After following the instructions on https://github.com/jaak-s/macau to install the macau
package, the code can be
installed directly GitHub with:
$ pip install git+https://github.com/SheffieldChemoinformatics/missing-data-multitask-methods.git
It can also be installed in development mode with:
$ git clone https://github.com/SheffieldChemoinformatics/missing-data-multitask-methods.git
$ cd missing-data-multitask-methods
$ pip install -e .
The library contains the files used to perform the DNN and the Macau computations.
Both the DNN and the Macau programs require only one argument when called. This argument is the path to the arguments file. The arguments file is a JSON file that contains the parameters needed to run the models. Required parameters are:
- training file: a file URL
- testing file: can be a file URL or a number. If it is number, it determines the seed that will split the data set given in training file intro train and test sets.
- output_file: a file URL
- prediction_mode: whether classification or regression is performed For a list with most parameters see DNN.py and MacauRegression.py, at the top of the file is a DEFAULT_MAP dictionary that contains all parameters and their default value, as well as comments explaining their meaning. An exemplary JSON file for DNN and Macau is available in the code folder. If the value of a parameter is a list, and the option to read parameters from a file is not selected, the program will generate random values based on the list at each iteration.
Generate random forest models both for PKIS and HTSFP subsets.
Example usage:
$ python -m missing_data_multitask_methods.RandomForest examples/RF_example.json
Generate DNNs using Tensorflow and was used both for PKIS and HTSFP subsets.
Example usage:
$ python -m missing_data_multitask_methods.DNN examples/DNN_examples.args
- MacauRegression.py: generates Macau models and provides regression results (used on PKIS data)
- MacauClassification.py: generates Macau simulating a classification procedure (used on HTSFP subsets)

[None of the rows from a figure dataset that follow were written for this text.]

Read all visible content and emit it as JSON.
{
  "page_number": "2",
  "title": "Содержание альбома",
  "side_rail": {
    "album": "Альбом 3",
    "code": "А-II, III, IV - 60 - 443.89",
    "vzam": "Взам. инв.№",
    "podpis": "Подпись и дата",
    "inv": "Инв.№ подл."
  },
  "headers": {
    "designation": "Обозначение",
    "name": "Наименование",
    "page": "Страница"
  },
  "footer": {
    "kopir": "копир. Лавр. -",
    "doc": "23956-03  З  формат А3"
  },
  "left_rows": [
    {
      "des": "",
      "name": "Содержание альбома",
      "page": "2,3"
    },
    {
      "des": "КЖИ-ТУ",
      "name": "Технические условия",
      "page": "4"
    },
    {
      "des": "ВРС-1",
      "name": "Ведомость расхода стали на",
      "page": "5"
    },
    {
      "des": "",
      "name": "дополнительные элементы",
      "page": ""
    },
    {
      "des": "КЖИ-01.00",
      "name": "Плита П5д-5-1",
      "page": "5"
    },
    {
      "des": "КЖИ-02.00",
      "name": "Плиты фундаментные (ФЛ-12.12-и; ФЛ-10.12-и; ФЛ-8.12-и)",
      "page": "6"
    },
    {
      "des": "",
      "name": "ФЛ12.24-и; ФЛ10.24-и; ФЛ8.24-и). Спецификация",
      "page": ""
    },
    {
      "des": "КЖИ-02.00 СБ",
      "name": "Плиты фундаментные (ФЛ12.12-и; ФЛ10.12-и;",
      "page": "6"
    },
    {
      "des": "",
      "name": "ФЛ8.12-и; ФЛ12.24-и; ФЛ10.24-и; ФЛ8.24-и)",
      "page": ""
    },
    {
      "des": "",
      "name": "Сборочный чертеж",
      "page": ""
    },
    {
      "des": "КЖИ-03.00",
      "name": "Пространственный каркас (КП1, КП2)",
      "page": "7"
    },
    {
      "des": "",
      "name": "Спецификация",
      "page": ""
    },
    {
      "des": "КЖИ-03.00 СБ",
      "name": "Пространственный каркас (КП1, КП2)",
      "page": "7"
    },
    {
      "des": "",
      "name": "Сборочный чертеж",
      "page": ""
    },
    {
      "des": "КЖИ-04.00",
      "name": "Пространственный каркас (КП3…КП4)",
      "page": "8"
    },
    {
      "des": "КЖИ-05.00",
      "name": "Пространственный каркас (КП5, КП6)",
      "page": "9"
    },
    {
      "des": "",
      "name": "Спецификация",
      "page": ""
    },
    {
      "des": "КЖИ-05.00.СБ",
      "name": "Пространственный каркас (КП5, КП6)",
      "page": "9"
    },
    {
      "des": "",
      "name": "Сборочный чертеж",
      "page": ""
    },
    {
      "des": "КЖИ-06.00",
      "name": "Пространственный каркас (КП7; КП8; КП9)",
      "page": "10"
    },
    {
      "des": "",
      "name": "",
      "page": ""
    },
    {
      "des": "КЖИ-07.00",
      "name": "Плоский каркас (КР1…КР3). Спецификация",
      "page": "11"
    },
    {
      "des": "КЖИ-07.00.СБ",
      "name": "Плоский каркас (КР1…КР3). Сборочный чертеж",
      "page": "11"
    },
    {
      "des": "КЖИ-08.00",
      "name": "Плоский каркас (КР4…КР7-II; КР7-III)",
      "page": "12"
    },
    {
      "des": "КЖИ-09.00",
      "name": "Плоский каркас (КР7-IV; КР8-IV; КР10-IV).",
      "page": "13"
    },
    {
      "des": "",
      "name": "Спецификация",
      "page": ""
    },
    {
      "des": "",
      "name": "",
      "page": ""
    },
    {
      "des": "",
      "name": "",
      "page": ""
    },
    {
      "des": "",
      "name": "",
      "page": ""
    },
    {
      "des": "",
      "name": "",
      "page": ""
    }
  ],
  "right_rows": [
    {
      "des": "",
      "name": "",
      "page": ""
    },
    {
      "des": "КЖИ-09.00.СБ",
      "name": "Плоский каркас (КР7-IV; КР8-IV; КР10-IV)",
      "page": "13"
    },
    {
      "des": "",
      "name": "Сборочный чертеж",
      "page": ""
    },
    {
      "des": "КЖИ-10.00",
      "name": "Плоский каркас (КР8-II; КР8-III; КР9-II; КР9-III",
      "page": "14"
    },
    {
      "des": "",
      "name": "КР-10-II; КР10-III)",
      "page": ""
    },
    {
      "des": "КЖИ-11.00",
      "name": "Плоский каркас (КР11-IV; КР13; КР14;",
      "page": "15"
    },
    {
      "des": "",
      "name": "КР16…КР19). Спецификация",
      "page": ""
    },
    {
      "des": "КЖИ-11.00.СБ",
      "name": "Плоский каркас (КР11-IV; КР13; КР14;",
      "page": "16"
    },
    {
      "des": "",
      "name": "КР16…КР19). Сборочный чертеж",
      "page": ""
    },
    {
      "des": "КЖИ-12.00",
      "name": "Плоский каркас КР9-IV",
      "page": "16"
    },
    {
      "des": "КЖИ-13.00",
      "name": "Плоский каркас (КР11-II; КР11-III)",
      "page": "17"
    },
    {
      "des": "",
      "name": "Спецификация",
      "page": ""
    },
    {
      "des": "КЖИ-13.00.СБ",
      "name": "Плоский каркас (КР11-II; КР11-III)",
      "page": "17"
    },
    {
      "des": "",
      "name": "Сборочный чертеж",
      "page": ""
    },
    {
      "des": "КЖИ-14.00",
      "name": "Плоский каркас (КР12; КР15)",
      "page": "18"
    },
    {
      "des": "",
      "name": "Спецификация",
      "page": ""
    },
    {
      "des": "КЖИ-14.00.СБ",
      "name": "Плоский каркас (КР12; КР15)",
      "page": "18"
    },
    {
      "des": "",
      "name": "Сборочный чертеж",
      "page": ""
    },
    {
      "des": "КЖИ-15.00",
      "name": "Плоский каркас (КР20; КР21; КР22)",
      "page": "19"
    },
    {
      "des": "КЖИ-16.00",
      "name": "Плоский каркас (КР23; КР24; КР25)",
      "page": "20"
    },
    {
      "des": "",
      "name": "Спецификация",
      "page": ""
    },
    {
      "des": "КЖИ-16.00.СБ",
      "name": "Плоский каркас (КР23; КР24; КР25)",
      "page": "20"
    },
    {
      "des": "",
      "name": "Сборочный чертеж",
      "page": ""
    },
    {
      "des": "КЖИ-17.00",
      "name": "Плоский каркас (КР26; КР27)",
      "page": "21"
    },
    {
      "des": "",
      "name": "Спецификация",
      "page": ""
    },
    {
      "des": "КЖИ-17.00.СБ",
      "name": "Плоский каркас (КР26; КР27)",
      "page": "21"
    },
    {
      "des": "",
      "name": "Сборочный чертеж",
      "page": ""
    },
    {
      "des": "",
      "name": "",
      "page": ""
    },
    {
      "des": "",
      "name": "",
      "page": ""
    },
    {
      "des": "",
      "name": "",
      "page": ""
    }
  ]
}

In this folder are the result files that were outputted by the programs and used in our analysis. This folder is organized first by dataset and then by technique. Inside most folder are 36 files:
- 10 correspond to the label removal model ran on each of the sets of hyperparameters
- 10 correspond to the compound removal model, again one per set of hyperparameters
- 16 correspond to the seed variation test, where the first number is the seed of the train/test split and the second number is the seed of the label removal process Folder for Random Forest only contain 10 files, those of the compound removal model DNN and Macau folders for PKIS contain 10 additional files, those of the assay removal model
In each output file the following structure is used. Each line represents a model (DNN or Macau). The first columns represent all parameters of each program. Next column is the time to train and evaluate the model. Then the results of the model are provided per target. For each target, measure values for the training and test set are given. Regression measures provided: R2(coefficient of determination), r2(square of the correlation coefficient), RMSD, MAE. Classification measures provided: precision, recall, fscore (F1-score), mcc.